Four reasons I eat the same thing every single day

I eat the same thing for lunch and breakfast. Every. Single. Day.

Some people think it’s boring. Others think I must not care about food. They’re all wrong.

I actually love food, and I love cooking great food at home. Fortunately both my wife and I are decent home cooks and we enjoy putting together something delicious to eat in the evenings.

Dinner is time for eating a varied range of foods and different types of cuisines. It’s part of the unwinding routine at the end of the day.

Lunch and dinner are different. Here are four reasons I eat the same thing every day, without fail.

1. I don’t want to think about it

There’s a fairly well known concept called decision fatigue. It means that you’re only capable of making a finite number of “good” decisions in any given period of time (let’s say a 24 hour period). After you’ve made your quota of good decisions, your decision making capabilities start to dwindle and you start to make sub-optimal choices. This makes intuitive sense, as decision making requires a fair amount of cognitive load (particularly if the decisions are important).

So what to do? Well, you could follow the lead of Steve Jobs, Barack Obama and Mark Zuckerberg — they all wear the same outfit every day, to avoid having to expend finite decision making resources on picking their wardrobe.

Or you could eat the same things every day.

Time spent thinking about what to have for breakfast and lunch is NOT time well spent. There are more important things to spend your precious time on, and if you can make better decisions in other parts of your life into the bargain, it’s a no brainer.

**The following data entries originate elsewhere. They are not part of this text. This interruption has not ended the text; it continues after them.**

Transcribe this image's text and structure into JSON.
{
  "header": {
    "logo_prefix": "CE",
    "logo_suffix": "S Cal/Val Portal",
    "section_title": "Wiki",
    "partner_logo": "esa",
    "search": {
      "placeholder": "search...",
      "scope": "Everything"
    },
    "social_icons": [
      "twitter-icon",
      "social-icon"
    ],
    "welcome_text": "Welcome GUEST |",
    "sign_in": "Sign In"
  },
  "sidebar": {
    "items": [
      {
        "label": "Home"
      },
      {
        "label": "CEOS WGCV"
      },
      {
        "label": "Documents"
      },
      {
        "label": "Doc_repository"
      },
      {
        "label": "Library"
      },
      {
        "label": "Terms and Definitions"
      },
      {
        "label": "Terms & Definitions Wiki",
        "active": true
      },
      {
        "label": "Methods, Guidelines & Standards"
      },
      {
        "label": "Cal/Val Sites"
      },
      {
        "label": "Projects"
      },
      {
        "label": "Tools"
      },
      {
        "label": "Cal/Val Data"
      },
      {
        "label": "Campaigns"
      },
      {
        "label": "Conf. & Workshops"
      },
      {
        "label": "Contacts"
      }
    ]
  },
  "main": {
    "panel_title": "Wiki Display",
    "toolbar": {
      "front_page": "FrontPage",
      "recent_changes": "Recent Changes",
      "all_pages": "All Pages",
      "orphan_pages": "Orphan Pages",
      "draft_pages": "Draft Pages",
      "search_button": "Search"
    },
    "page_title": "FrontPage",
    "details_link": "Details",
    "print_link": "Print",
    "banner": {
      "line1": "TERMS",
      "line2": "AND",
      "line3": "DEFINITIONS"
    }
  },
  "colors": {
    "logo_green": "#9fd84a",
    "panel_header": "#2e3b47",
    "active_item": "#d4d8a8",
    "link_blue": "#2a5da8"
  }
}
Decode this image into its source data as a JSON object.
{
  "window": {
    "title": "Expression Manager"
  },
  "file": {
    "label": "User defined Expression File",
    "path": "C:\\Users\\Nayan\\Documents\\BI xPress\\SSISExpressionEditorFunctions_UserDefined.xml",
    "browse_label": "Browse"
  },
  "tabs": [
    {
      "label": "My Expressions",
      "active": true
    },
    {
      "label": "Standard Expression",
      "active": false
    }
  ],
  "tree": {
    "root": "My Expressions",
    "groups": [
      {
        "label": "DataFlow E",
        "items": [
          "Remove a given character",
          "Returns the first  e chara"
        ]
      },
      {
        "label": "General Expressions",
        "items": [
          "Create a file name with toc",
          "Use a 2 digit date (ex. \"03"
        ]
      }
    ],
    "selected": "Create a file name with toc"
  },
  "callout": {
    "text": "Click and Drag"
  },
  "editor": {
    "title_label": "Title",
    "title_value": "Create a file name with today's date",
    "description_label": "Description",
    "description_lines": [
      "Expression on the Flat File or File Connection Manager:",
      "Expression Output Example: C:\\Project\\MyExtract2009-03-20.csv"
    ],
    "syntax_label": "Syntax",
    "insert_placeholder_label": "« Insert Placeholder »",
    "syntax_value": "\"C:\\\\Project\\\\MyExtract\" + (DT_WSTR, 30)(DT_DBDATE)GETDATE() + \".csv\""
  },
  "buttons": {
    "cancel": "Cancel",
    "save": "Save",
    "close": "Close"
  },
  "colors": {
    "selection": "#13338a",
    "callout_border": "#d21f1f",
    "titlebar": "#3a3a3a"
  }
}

2. I might make bad choices

By automating my food selections in the morning and the middle of the day, the possibility for making bad food choices is completely removed.

I’m not weighing up all the various breakfast options available, and therefore there’s no chance that I choose the toast/bagels/[insert own nutritionally deficient carbohydrate here].

Going on auto-pilot in the morning is relatively easy. You’re (hopefully) well rested, mentally recharged, and probably rushing to get on with your day. Having a well established breakfast routine makes sense, and many people do it already without necessarily thinking too deeply about it. (Whether or not their default breakfast is particularly nutritious is a topic for another post).

Lunch is different. By the middle of the day, you could have had a pretty taxing morning. Maybe you’ve had to expend some significant cognitive energy on a problem at work. Maybe you’ve received some bad news and you’re now in the mood for a “treat”. Without a set-in-stone lunchtime routine, bad choices become much more likely.

3. I know what I’m supposed to be eating

I’ve put a lot of time and energy into working out what foods I need to be eating to feel and perform my best. I’ve decided that I want to eat these foods every day: blueberries, avocados, leafy greens, nuts, olive oil, fish.

By designing meals that use all these ingredients, and eating them every day, I know that come evening time I’ve ticked every box on my “must eat” food list.

That gives me a lot of leeway to be more creative at dinner time. Not that I go totally mad and order in an 18 inch pizza. I still eat “healthy” stuff. But I know that I’ve had two very nutrient-dense meals already that day, and that gives me more flexibility to eat what I want for dinner.

4. Habits spread

I don’t believe in having every day scheduled down to the last second. Sometimes creativity takes hold, and you need the flexibility to let it do its thing in that moment. But I’ve found that having a few routines to anchor the day is very useful. It also breeds consistency in other parts of your life.

Establishing a new habit is hard. But each subsequent new habit is easier for having experienced success with a previous change. Realising that I could create a bulletproof habit around breakfast and lunch has enabled me to get much more consistent with other important areas of my life, like exercising and going to bed on time.

Habits can seem dull and restrictive. But if they’re important to you — by which I mean that they align with your values — then there is great satisfaction to be gained from establishing new, meaningful habits.


Eating the same thing every day has forced me to get mindful about what I’m actually eating. It’s no longer a reaction to the specific situation I’m in, or my emotions at the time. I’ve taken the decision once (based on my objectives and research) and from now on I’m just executing on that decision.

And it’s one of the best decisions I ever made.